Thursday, 13 June 2013
Auberge de Montpoupon, Céré-la-Ronde: good traditional food
Auberge du Château/Auberge de Montpoupon
on road between Montrichard and Loches
Château de Montpoupon (above and below)
Last night we went along to the newly reopened Auberge de Montpoupon and had a very enjoyable evening with a very professional and friendly service and good simple food. As suggested in my recent post on the reopening of the Auberge, this is a return to basics after the previous chef's ambitions to turn this into a gastronomic restaurant. The menu has a limited choice very much focused on traditional food from the region featuring charcuterie, goats' cheese and beef.
There is a menu at lunch time but only à la carte in the evening. We chose four entrées – friture de Eperlan, like whitebait (7.50€), salmon rillettes (7.50€), plâteau du l'Auberge (9.50€) – a selection of charcuterie, salade tourangelle with lardons and grilled goats' cheese (8.90€). For the main course two of us shared a very flavoursome pièce de boeuf (28.50€), three opted for the excellent brochette of Saint-Jacques (16.90€) and one went for the brochette de poulet (12.90€).
To drink we started with an agreeable half bottle of 2012 Chinon Rosé (10.50€) from Charles Pain – the list had said Raffault (without saying which one) but there seemed no reason to complain. Then we had a bottle of the 2011 Cuvée Tradition, Saumur-Champigny, Clos des Cordeliers, whose soft and reasonably concentrated fruit was a good match with the beef.
Initially we were four but two friends joined us unexpectedly as they had managed to black out the electricity in the house confused by a new junction box. The Auberge coped happily and efficiently with this unexpected influx, which boosted the number of diners last evening to between 20-25. With coffees and infusions but no desserts, the bill came to 168€ for six.
Plâteau de l'Auberge
Friture d'Eperlans
Salade Tourangelle
Salmon rillettes
Pièce de boeuf
Brochette de Saint-Jacques
We will certainly go back probably on an evening when we don't fancy cooking. The short menu isn't a problem as it means that everything can be freshly prepared. There is a reasonable selection of local wines, although it would be good to have details on the vintages and in instances like Raffault to know exactly who the producer is as there are several Raffaults in Chinon.
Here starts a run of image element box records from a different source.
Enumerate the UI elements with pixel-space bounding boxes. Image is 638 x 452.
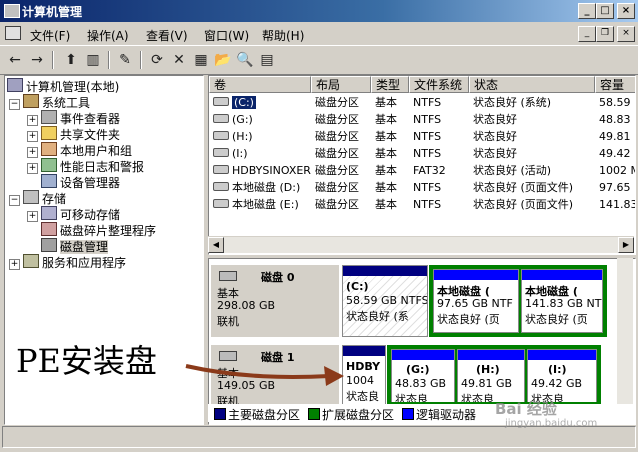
baidu-watermark-url: jingyan.baidu.com [505,418,598,429]
baidu-watermark-logo: Bai 经验 [495,400,557,418]
computer-management-window: 计算机管理 _ □ × 文件(F) 操作(A) 查看(V) 窗口(W) 帮助(H… [0,0,638,452]
annotation-arrow [185,364,344,386]
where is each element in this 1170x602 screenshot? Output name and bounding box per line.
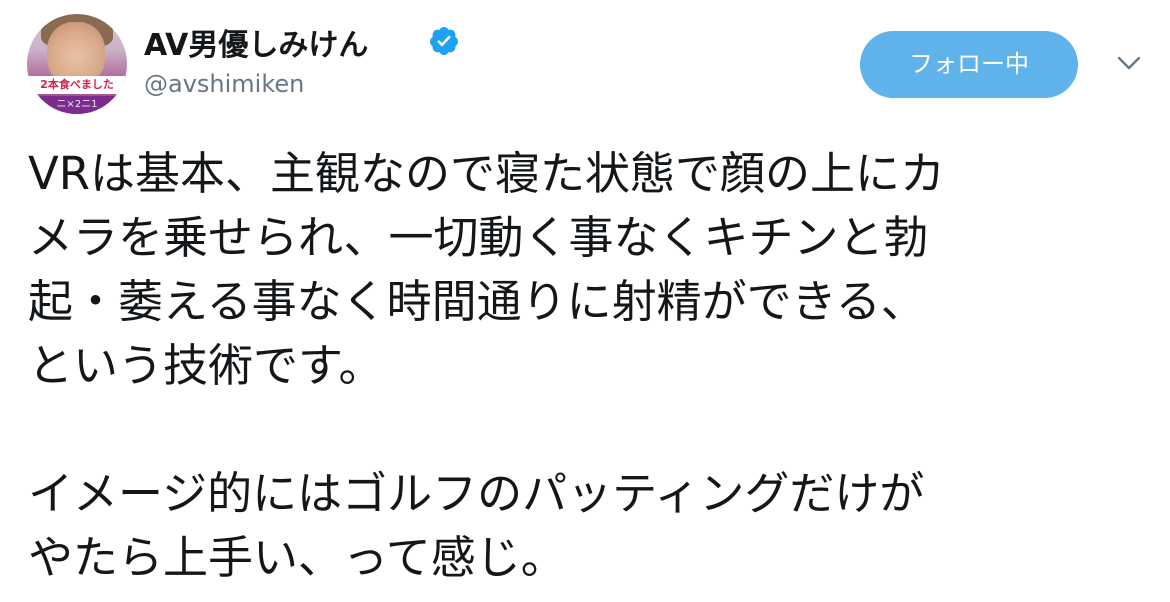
user-handle[interactable]: @avshimiken [144,70,304,98]
tweet-line: イメージ的にはゴルフのパッティングだけが [28,467,925,520]
chevron-down-icon[interactable] [1116,54,1142,72]
tweet-text: VRは基本、主観なので寝た状態で顔の上にカ メラを乗せられ、一切動く事なくキチン… [28,142,1153,590]
avatar-caption-bottom: ニ×2ニ1 [27,96,127,114]
tweet-line: VRは基本、主観なので寝た状態で顔の上にカ [28,147,946,200]
avatar-caption-top: 2本食べました [27,76,127,94]
tweet-card: 2本食べました ニ×2ニ1 AV男優しみけん @avshimiken フォロー中… [0,0,1170,602]
tweet-line: メラを乗せられ、一切動く事なくキチンと勃 [28,211,929,264]
following-button[interactable]: フォロー中 [860,31,1078,98]
tweet-line: という技術です。 [28,339,384,392]
avatar-face [47,22,105,84]
avatar[interactable]: 2本食べました ニ×2ニ1 [27,14,127,114]
tweet-line: やたら上手い、って感じ。 [28,531,566,584]
display-name[interactable]: AV男優しみけん [144,20,368,64]
verified-badge-icon [429,27,458,55]
tweet-line: 起・萎える事なく時間通りに射精ができる、 [28,275,926,328]
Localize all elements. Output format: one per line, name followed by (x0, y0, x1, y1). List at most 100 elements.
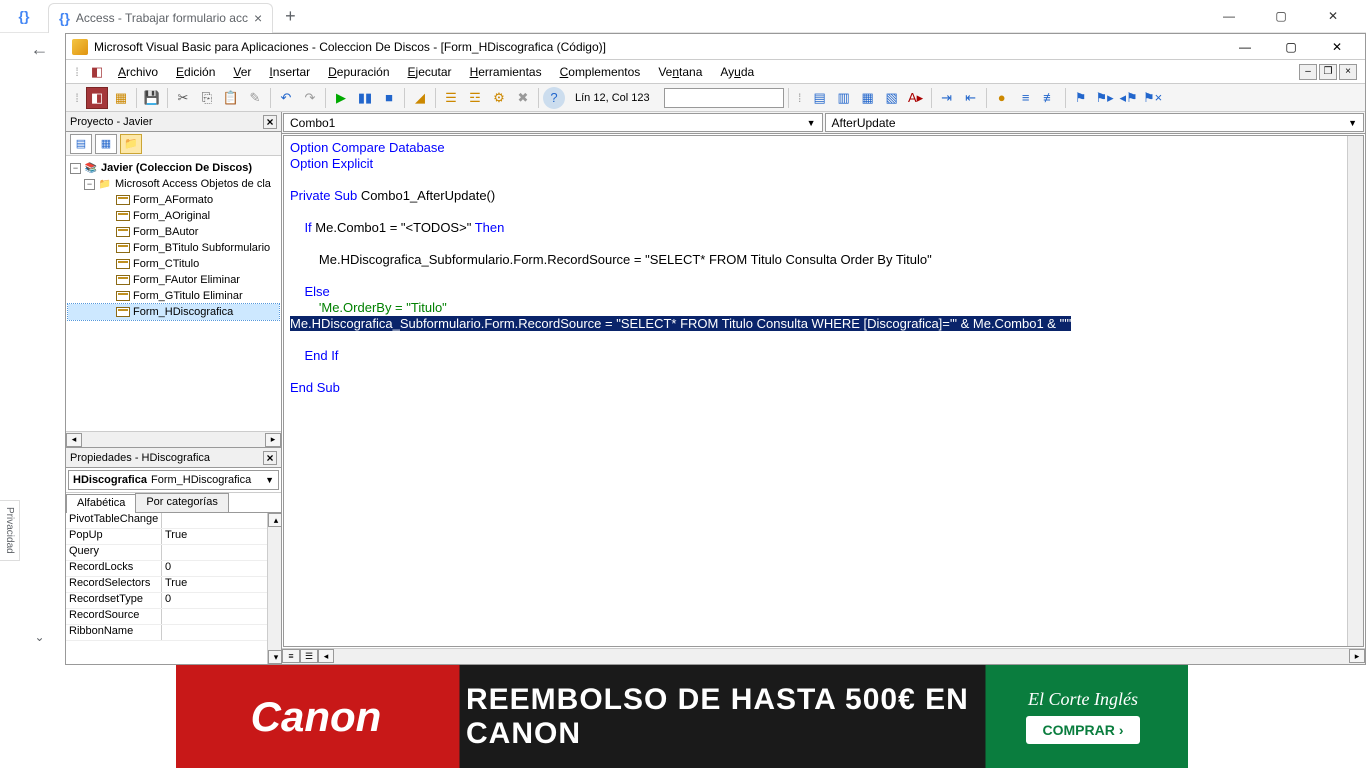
tb-icon-5[interactable]: A▸ (905, 87, 927, 109)
tree-form-item[interactable]: Form_CTitulo (68, 256, 279, 272)
mdi-restore-button[interactable]: ❐ (1319, 64, 1337, 80)
tree-toggle-icon[interactable]: − (70, 163, 81, 174)
privacy-tab[interactable]: Privacidad (0, 500, 20, 561)
bookmark-prev-icon[interactable]: ◂⚑ (1118, 87, 1140, 109)
stop-icon[interactable]: ■ (378, 87, 400, 109)
undo-icon[interactable]: ↶ (275, 87, 297, 109)
full-module-view-button[interactable]: ☰ (300, 649, 318, 663)
project-panel-close-icon[interactable]: × (263, 115, 277, 129)
browser-tab[interactable]: {} Access - Trabajar formulario acc × (48, 3, 273, 33)
property-row[interactable]: RecordSelectorsTrue (66, 577, 281, 593)
properties-object-combo[interactable]: HDiscografica Form_HDiscografica ▼ (68, 470, 279, 490)
tb-icon-3[interactable]: ▦ (857, 87, 879, 109)
property-row[interactable]: PivotTableChange (66, 513, 281, 529)
ad-banner[interactable]: Canon REEMBOLSO DE HASTA 500€ EN CANON E… (176, 665, 1188, 768)
code-vscrollbar[interactable] (1347, 136, 1363, 646)
paste-icon[interactable]: 📋 (220, 87, 242, 109)
cut-icon[interactable]: ✂ (172, 87, 194, 109)
tb-icon-1[interactable]: ▤ (809, 87, 831, 109)
view-object-button[interactable]: ▦ (95, 134, 117, 154)
tree-form-item[interactable]: Form_BAutor (68, 224, 279, 240)
property-value[interactable] (162, 545, 281, 560)
project-explorer-icon[interactable]: ☰ (440, 87, 462, 109)
property-row[interactable]: RecordsetType0 (66, 593, 281, 609)
menu-insertar[interactable]: Insertar (261, 63, 318, 81)
ad-cta-button[interactable]: COMPRAR › (1026, 716, 1139, 744)
access-icon[interactable]: ◧ (86, 61, 108, 83)
tb-icon-4[interactable]: ▧ (881, 87, 903, 109)
procedure-view-button[interactable]: ≡ (282, 649, 300, 663)
mdi-close-button[interactable]: × (1339, 64, 1357, 80)
tree-form-item[interactable]: Form_AFormato (68, 192, 279, 208)
scroll-down-icon[interactable]: ▾ (268, 650, 281, 664)
tab-categorized[interactable]: Por categorías (135, 493, 229, 512)
property-row[interactable]: RibbonName (66, 625, 281, 641)
scroll-left-icon[interactable]: ◂ (318, 649, 334, 663)
redo-icon[interactable]: ↷ (299, 87, 321, 109)
property-value[interactable]: True (162, 529, 281, 544)
menu-ejecutar[interactable]: Ejecutar (400, 63, 460, 81)
tab-alphabetic[interactable]: Alfabética (66, 494, 136, 513)
menu-ventana[interactable]: Ventana (650, 63, 710, 81)
code-editor[interactable]: Option Compare Database Option Explicit … (283, 135, 1364, 647)
tree-form-item[interactable]: Form_FAutor Eliminar (68, 272, 279, 288)
design-mode-icon[interactable]: ◢ (409, 87, 431, 109)
help-icon[interactable]: ? (543, 87, 565, 109)
tree-toggle-icon[interactable]: − (84, 179, 95, 190)
menu-archivo[interactable]: AArchivorchivo (110, 63, 166, 81)
properties-grid[interactable]: PivotTableChangePopUpTrueQueryRecordLock… (66, 513, 281, 664)
scroll-right-icon[interactable]: ▸ (1349, 649, 1365, 663)
minimize-button[interactable]: — (1206, 1, 1252, 31)
object-dropdown[interactable]: Combo1 ▼ (283, 113, 823, 132)
toolbar-dropdown[interactable] (664, 88, 784, 108)
vba-minimize-button[interactable]: — (1223, 36, 1267, 58)
breakpoint-icon[interactable]: ● (991, 87, 1013, 109)
pause-icon[interactable]: ▮▮ (354, 87, 376, 109)
tree-root[interactable]: − 📚 Javier (Coleccion De Discos) (68, 160, 279, 176)
close-button[interactable]: ✕ (1310, 1, 1356, 31)
format-painter-icon[interactable]: ✎ (244, 87, 266, 109)
property-value[interactable]: True (162, 577, 281, 592)
insert-icon[interactable]: ▦ (110, 87, 132, 109)
property-row[interactable]: Query (66, 545, 281, 561)
tree-form-item[interactable]: Form_BTitulo Subformulario (68, 240, 279, 256)
property-value[interactable] (162, 609, 281, 624)
copy-icon[interactable]: ⎘ (196, 87, 218, 109)
procedure-dropdown[interactable]: AfterUpdate ▼ (825, 113, 1365, 132)
run-icon[interactable]: ▶ (330, 87, 352, 109)
bookmark-clear-icon[interactable]: ⚑× (1142, 87, 1164, 109)
scroll-up-icon[interactable]: ▴ (268, 513, 281, 527)
chevron-down-icon[interactable]: ⌄ (34, 630, 44, 644)
maximize-button[interactable]: ▢ (1258, 1, 1304, 31)
back-icon[interactable]: ← (31, 39, 49, 60)
tree-form-item[interactable]: Form_HDiscografica (68, 304, 279, 320)
property-row[interactable]: RecordLocks0 (66, 561, 281, 577)
property-row[interactable]: PopUpTrue (66, 529, 281, 545)
toolbox-icon[interactable]: ✖ (512, 87, 534, 109)
menu-ayuda[interactable]: Ayuda (712, 63, 762, 81)
uncomment-icon[interactable]: ≢ (1039, 87, 1061, 109)
project-hscrollbar[interactable]: ◂ ▸ (66, 431, 281, 447)
view-code-icon[interactable]: ◧ (86, 87, 108, 109)
toggle-folders-button[interactable]: 📁 (120, 134, 142, 154)
project-tree[interactable]: − 📚 Javier (Coleccion De Discos) − 📁 Mic… (66, 156, 281, 431)
tree-folder[interactable]: − 📁 Microsoft Access Objetos de cla (68, 176, 279, 192)
save-icon[interactable]: 💾 (141, 87, 163, 109)
property-value[interactable] (162, 625, 281, 640)
menu-edicion[interactable]: Edición (168, 63, 223, 81)
property-value[interactable]: 0 (162, 561, 281, 576)
properties-panel-close-icon[interactable]: × (263, 451, 277, 465)
new-tab-button[interactable]: + (285, 6, 296, 27)
comment-icon[interactable]: ≡ (1015, 87, 1037, 109)
vba-maximize-button[interactable]: ▢ (1269, 36, 1313, 58)
object-browser-icon[interactable]: ⚙ (488, 87, 510, 109)
properties-icon[interactable]: ☲ (464, 87, 486, 109)
vba-close-button[interactable]: ✕ (1315, 36, 1359, 58)
bookmark-next-icon[interactable]: ⚑▸ (1094, 87, 1116, 109)
scroll-right-icon[interactable]: ▸ (265, 433, 281, 447)
menu-depuracion[interactable]: Depuración (320, 63, 397, 81)
outdent-icon[interactable]: ⇤ (960, 87, 982, 109)
menu-ver[interactable]: Ver (225, 63, 259, 81)
scroll-left-icon[interactable]: ◂ (66, 433, 82, 447)
menu-complementos[interactable]: Complementos (552, 63, 649, 81)
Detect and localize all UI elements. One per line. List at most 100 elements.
A similar alternative in the immediate vicinity is Le Lézard Vert (8 Rue de Fontaine 37150 Epeigné-les-Bois, Tel: 02.47.23.97.94) in Epeigné-les-Bois run by Nacer and Stéphanie – open throughout the week from Tuesday lunch and dinner to Sunday lunch. Menu around 12€ with the possibility of a tagine or couscous at the weekend. Best to reserve in the evening as Le Lézard may close on quiet evenings.